Dive Brief:
- ArcBest’s asset-based trucking operating income fell 40% year over year to $52.3 million in the fourth quarter of 2024, the company reported Friday.
- ABF Freight President Matt Godfrey attributed the decline to ongoing industrial demand weakness, along with low housing inventory causing fewer household goods moves, which lightened the carrier’s weight per shipment.
- “Some higher-weight LTL shipments have also shifted to the truckload market, with its continued low rates and excess capacity,” Godfrey said — a continuation of a trend observed by several carriers in the past year.
Dive Insight:
Industrial demand weakness has plagued the industry through a two-year freight recession, prompting carriers to haul a larger-than-usual proportion of comparatively lighter retail shipments.

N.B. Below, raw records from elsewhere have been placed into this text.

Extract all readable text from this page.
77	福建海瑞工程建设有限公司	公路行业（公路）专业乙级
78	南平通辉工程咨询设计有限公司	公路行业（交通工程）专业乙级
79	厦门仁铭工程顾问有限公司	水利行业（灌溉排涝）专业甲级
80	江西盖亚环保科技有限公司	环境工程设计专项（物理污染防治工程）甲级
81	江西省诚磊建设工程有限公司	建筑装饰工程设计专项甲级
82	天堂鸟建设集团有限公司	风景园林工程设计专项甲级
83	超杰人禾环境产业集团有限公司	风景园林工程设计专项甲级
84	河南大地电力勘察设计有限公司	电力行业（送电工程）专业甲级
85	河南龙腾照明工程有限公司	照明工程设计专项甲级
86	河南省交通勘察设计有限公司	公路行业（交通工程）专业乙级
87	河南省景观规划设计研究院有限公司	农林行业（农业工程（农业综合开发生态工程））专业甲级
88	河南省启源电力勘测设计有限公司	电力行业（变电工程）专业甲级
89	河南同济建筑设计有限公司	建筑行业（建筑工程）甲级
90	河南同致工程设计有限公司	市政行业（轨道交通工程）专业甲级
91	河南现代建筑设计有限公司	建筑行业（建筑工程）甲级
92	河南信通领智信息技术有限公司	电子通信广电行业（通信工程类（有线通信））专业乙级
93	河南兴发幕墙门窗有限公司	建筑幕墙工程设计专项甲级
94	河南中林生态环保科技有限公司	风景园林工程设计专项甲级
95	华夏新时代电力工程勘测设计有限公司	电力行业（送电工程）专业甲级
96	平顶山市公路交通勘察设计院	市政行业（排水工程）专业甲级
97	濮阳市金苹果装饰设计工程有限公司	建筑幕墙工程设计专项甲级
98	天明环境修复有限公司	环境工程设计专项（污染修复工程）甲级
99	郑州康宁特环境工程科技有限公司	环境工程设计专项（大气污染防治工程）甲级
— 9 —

LTL carriers have faced increasing pressure in the market, chipping away at fuel cost discipline, with fuel surcharges decreasing sequentially by 3.4% on average in Q4, according to an industry report.
The LTL market has fared better than its truckload counterpart, helped in part by Yellow Corp.’s bankruptcy removing significant, low-priced capacity. But the pricing gap between the two sectors has led some shippers to consolidate LTL loads and move them to the truckload market to take advantage of lower rates.
Like others in the industry, ABF Freight is seeing glimmers of hope. The carrier secured an average price increase of 4.5% on contract renewals and deferred pricing agreements in Q4, Godfrey said. Shipment volumes remained relatively stable, with shipments per day dropping only 1% YoY, the company reported.
But pricing improvements were partially offset by declining fuel costs, excluding fuel surcharges, and the LTL carrier’s insurance costs rose by $9 million, weighing on its operating results.
“The pricing environment remains rational, and we are focused on using pricing and operational efficiency improvements to outpace rising costs,” Godfrey said.